TRT Çocuk’ta bir programa Balıkesir’den katılan bir çocuk vardı hatırlarsanız… Kaz Dağları için birkaç söz söylemek, Kaz Dağları’nı savunmak istemişti. Fakat programın sunucusu tarafından sözü kesilmişti ve programdan uğurlanmıştı. Örneğin bu küçük gibi duran örnek bile çok büyük bir şeyi anlatıyor bize. Birkaç zaman önce Kadıköy’de karne eylemi gerçekleştiren, eğitim sistemine dair ifade alanı açan çocukları hatırlıyorum. Polis şiddetine maruz kalmışlardı. Çocukların sözü, sesi politikaya dair bir görüşü duyurduğunda ya da çocuklar “yetişkinlerin konuşacağı meseleler”e dair söz söylemek ve ciddiye alınmak istediğinde telaşlanıyoruz. Duymak istemiyoruz. Bu sesleri uğurlamak istiyoruz. En kolay da onların sesini susturabiliriz gibi geliyor, mikrodan makroya gördüğümüz tüm bu duygusal ve fiziksel şiddeti başka nasıl açıklarım bilmiyorum. Hoş, Türkiye’de ifade özgürlüğüne karşı şiddeti hep görüyoruz, bunu yok saymıyorum.
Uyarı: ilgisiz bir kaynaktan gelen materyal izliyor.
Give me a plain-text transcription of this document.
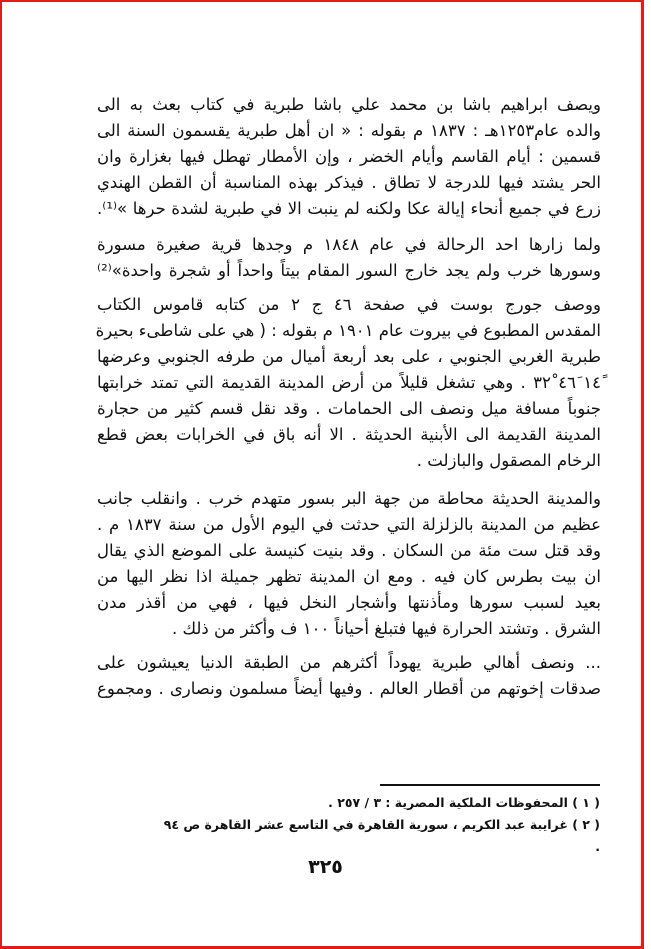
ويصف ابراهيم باشا بن محمد علي باشا طبرية في كتاب بعث به الى
والده عام١٢٥٣هـ : ١٨٣٧ م بقوله : « ان أهل طبرية يقسمون السنة الى
قسمين : أيام القاسم وأيام الخضر ، وإن الأمطار تهطل فيها بغزارة وان
الحر يشتد فيها للدرجة لا تطاق . فيذكر بهذه المناسبة أن القطن الهندي
زرع في جميع أنحاء إيالة عكا ولكنه لم ينبت الا في طبرية لشدة حرها »⁽¹⁾.
ولما زارها احد الرحالة في عام ١٨٤٨ م وجدها قرية صغيرة مسورة
وسورها خرب ولم يجد خارج السور المقام بيتاً واحداً أو شجرة واحدة»⁽²⁾
ووصف جورج بوست في صفحة ٤٦ ج ٢ من كتابه قاموس الكتاب
المقدس المطبوع في بيروت عام ١٩٠١ م بقوله : ( هي على شاطىء بحيرة
طبرية الغربي الجنوبي ، على بعد أربعة أميال من طرفه الجنوبي وعرضها
١٤ً ٤٦َ ٣٢ْ . وهي تشغل قليلاً من أرض المدينة القديمة التي تمتد خرابتها
جنوباً مسافة ميل ونصف الى الحمامات . وقد نقل قسم كثير من حجارة
المدينة القديمة الى الأبنية الحديثة . الا أنه باق في الخرابات بعض قطع
الرخام المصقول والبازلت .
والمدينة الحديثة محاطة من جهة البر بسور متهدم خرب . وانقلب جانب
عظيم من المدينة بالزلزلة التي حدثت في اليوم الأول من سنة ١٨٣٧ م .
وقد قتل ست مئة من السكان . وقد بنيت كنيسة على الموضع الذي يقال
ان بيت بطرس كان فيه . ومع ان المدينة تظهر جميلة اذا نظر اليها من
بعيد لسبب سورها ومأذنتها وأشجار النخل فيها ، فهي من أقذر مدن
الشرق . وتشتد الحرارة فيها فتبلغ أحياناً ١٠٠ ف وأكثر من ذلك .
... ونصف أهالي طبرية يهوداً أكثرهم من الطبقة الدنيا يعيشون على
صدقات إخوتهم من أقطار العالم . وفيها أيضاً مسلمون ونصارى . ومجموع
( ١ ) المحفوظات الملكية المصرية : ٣ / ٢٥٧ .
( ٢ ) غرايبة عبد الكريم ، سورية القاهرة في التاسع عشر القاهرة ص ٩٤ .
٣٢٥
Umutsuz ve karanlık bir resim gibi anlatıyorum fakat umudum çok yüksek. Çocukların birbirinin sesini duyabildiğini, çocukların katılım için el yükselttiğini görüyorum. Bireysel çabalarla çocukları duyabileceğimiz alanlar yaratabiliyoruz yetişkinler olarak şimdilik, çoğunlukla. Bunu kolektif olarak tahayyül edebilmeye, düşünebilmeye, buna kolektif bir emek vermeye, bu konuda sorumluluk almaya ihtiyacımız var. Çocuk Haklarına Dair Sözleşme’de çocukların örgütlenme hakkı geçiyor örneğin. Bunun hayata geçebildiği örnekleri de görüyoruz. Türkiye’de çocuğun katılım hakkının demokratik mekanizmalarla hayata geçebildiğini görebilmek için çocuk haklarını uygulamaya, gözetmeye; çocukları desteklemeye, bu konuda karar alıcılarla, devletle birlikte çocuklarla bir araya gelen her yetişkinin sorumluluk almasına ihtiyacımız var.